As the Senegalese troops were about to be transferred out of camp Thiaroye, they learnt they were going to be given half the pay for their service as the French troops were unfairly converting French francs to Senegalese francs at half the rate to save money.
This broken promises by the administration and the French army, and also the discrimination they faced both while fighting the war and when they arrived Senegal led to a non violent demonstration by about 1,300 Senegalese tirailleurs at Camp Thiaroye on 30 November 1944.
The Senegalese tirailleurs captured the camp and took a French general hostage, beginning a mutiny. The mutiny ended when the officer promised to have the rate changed to a par with that applicable to white veterans.
The soldiers had been seeking equal pay with white soldiers and demanding their unpaid wages.
At the time, French commanders saw this as a mutiny, but for African war veterans this was a call for justice.
The Night it Happened
In the early hours of 1 December, just hours after the African soldiers had finished celebrating their win, French troops attacked. Despite the mutineers being unarmed, they came in shooting, with armoured cars, mounted machine guns and an Army tank. War veterans claim that over 300 of the black African soldiers were killed and many arrested while the French only claim 35 deaths, a figure which is still considered today as the official record according to the French government.
Aftermath
After the Massacre, the French provisional government of Charles de Gaulle, concerned at the impact of the Thiaroye incident on still-serving tirailleurs, acted quickly to ensure that claims for back pay and other monies owing were settled.

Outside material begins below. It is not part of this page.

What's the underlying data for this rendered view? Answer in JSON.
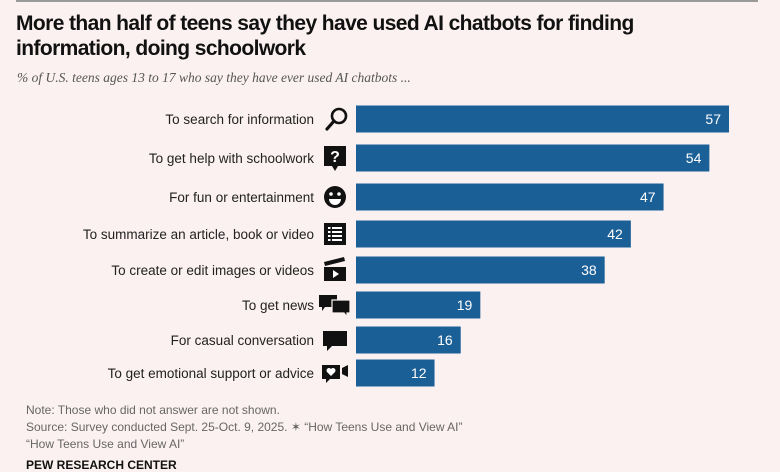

In March 1945 a military tribunal sentenced those who participated in the ‘mutiny’ to ten years in prison. Five of the prisoners died in detention.

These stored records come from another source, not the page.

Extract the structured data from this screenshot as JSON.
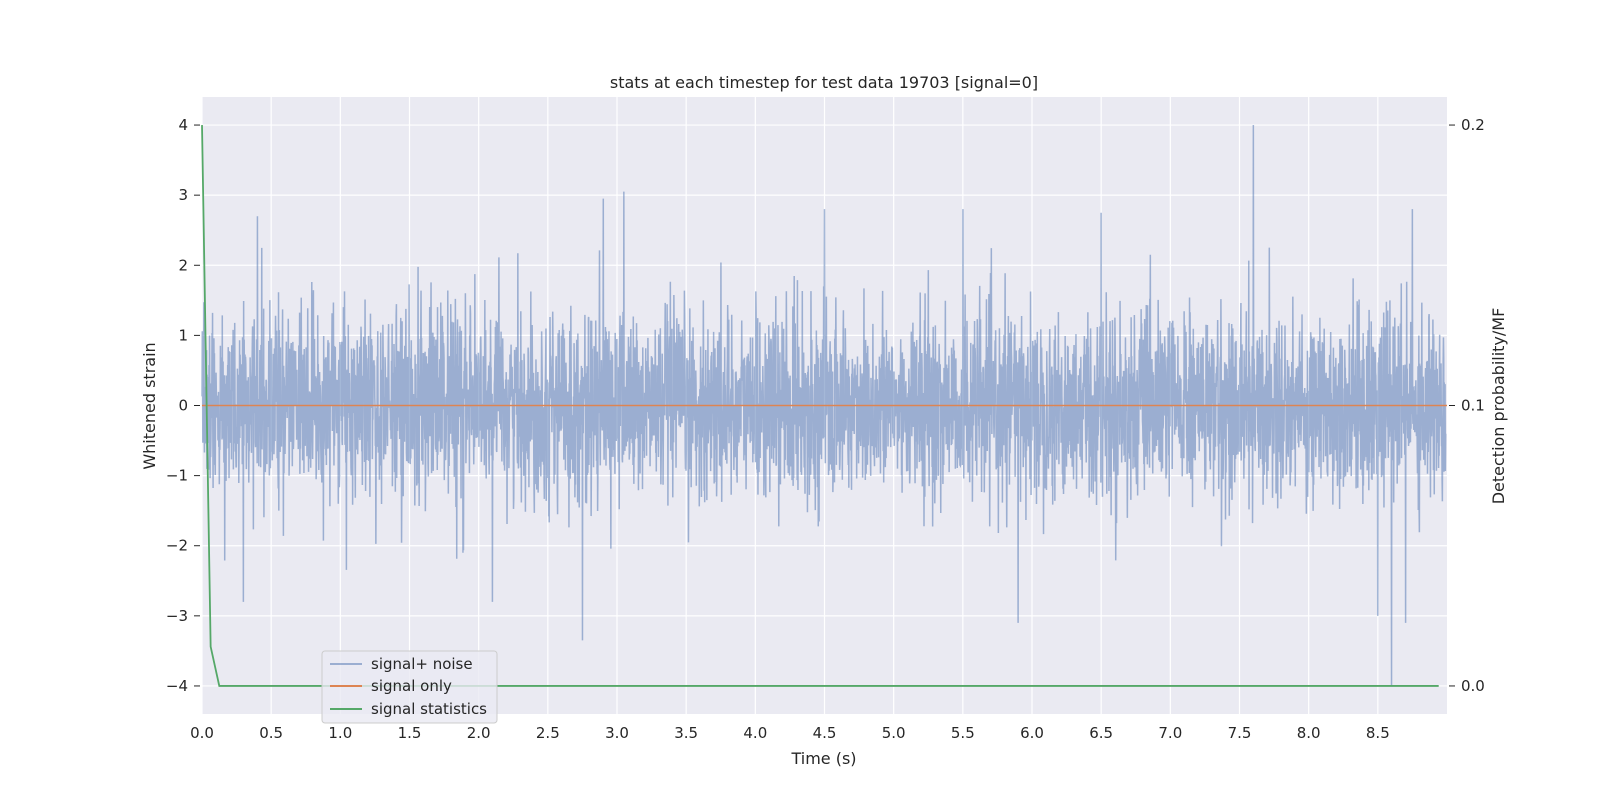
{
  "chart_data": {
    "type": "line",
    "title": "stats at each timestep for test data 19703 [signal=0]",
    "xlabel": "Time (s)",
    "ylabel": "Whitened strain",
    "y2label": "Detection probability/MF",
    "xlim": [
      0.0,
      9.0
    ],
    "ylim": [
      -4.4,
      4.4
    ],
    "y2lim": [
      -0.01,
      0.21
    ],
    "x_ticks": [
      "0.0",
      "0.5",
      "1.0",
      "1.5",
      "2.0",
      "2.5",
      "3.0",
      "3.5",
      "4.0",
      "4.5",
      "5.0",
      "5.5",
      "6.0",
      "6.5",
      "7.0",
      "7.5",
      "8.0",
      "8.5"
    ],
    "y_ticks": [
      "4",
      "3",
      "2",
      "1",
      "0",
      "−1",
      "−2",
      "−3",
      "−4"
    ],
    "y2_ticks": [
      "0.2",
      "0.1",
      "0.0"
    ],
    "grid": true,
    "legend_position": "lower-left",
    "series": [
      {
        "name": "signal+ noise",
        "color": "#4c72b0",
        "axis": "left",
        "description_sample_rate_hz": 2048,
        "noise_std": 0.65,
        "peaks": [
          {
            "x": 0.4,
            "y": 2.7
          },
          {
            "x": 2.9,
            "y": 2.95
          },
          {
            "x": 3.05,
            "y": 3.05
          },
          {
            "x": 4.5,
            "y": 2.8
          },
          {
            "x": 5.5,
            "y": 2.8
          },
          {
            "x": 6.5,
            "y": 2.75
          },
          {
            "x": 7.6,
            "y": 4.0
          },
          {
            "x": 8.75,
            "y": 2.8
          },
          {
            "x": 2.75,
            "y": -3.35
          },
          {
            "x": 5.9,
            "y": -3.1
          },
          {
            "x": 8.6,
            "y": -4.0
          },
          {
            "x": 8.5,
            "y": -3.0
          },
          {
            "x": 8.7,
            "y": -3.1
          },
          {
            "x": 0.3,
            "y": -2.8
          },
          {
            "x": 2.1,
            "y": -2.8
          }
        ]
      },
      {
        "name": "signal only",
        "color": "#dd8452",
        "axis": "left",
        "x": [
          0.0,
          9.0
        ],
        "y": [
          0.0,
          0.0
        ]
      },
      {
        "name": "signal statistics",
        "color": "#55a868",
        "axis": "right",
        "x": [
          0.0,
          0.0625,
          0.125,
          0.25,
          0.5,
          1.0,
          2.0,
          3.0,
          4.0,
          5.0,
          6.0,
          7.0,
          8.0,
          8.94
        ],
        "y": [
          0.2,
          0.014,
          0.0,
          0.0,
          0.0,
          0.0,
          0.0,
          0.0,
          0.0,
          0.0,
          0.0,
          0.0,
          0.0,
          0.0
        ]
      }
    ]
  }
}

Those imprisoned were later pardoned by President Vincent Auriol when he visited Senegal in 1947, but they didn’t receive their veteran pension.
When France’s African colonies achieved independence between 1956 and the early 1960s, the military pensions of veterans who became citizens of the new nations were frozen. By contrast their French counterparts, who served in the same war and fought in the same battles, received pensions that were adjusted for inflation in France itself.
The reason the French government gave for the freezing of the pensions was that increased levels would have created an income gap between the former soldiers and the rest of the populations in African countries where the cost of living was significantly lower than in France.
Their pensions were later unfrozen, but as colonial subjects, these West African French soldiers were not awarded the same pay or pension as their French (white) fellow soldiers after World War II. The pensions for veterans of both races were calculated on the basis of living costs in their countries of birth, supposedly lower in colonies than in France.
It was only in 2006 – more than forty years after the colonies had gained independence and sixty years after World War II had ended – that President Jacques Chirac, reportedly moved by Rachid Bouchareb’s movie Indigènes (days of glory), gave instructions to increase the pensions of former colonial soldiers.
Like much of France’s violent and oppressive colonial history, the Thiaroye massacre is not taught in schools.
Iba Der Thiam, a Senegalese historian, believes this is intentional.
“It is a page of history we tried to erase from the collective memory,” he says.
“There is part-racism and colonial mentality in this where the African has no role to play in history.”
Also a 1988 film about the event, Camp de Thiaroye directed by Ousmane Sembène, documenting the events leading up to the Thiaroye massacre, as well as the massacre itselff was banned in France for over a decade and censored in Senegal as well, shockingly.
Furthermore, there is no mention of the Thiaroye Massacre in any of Senegal’s history books taught in school.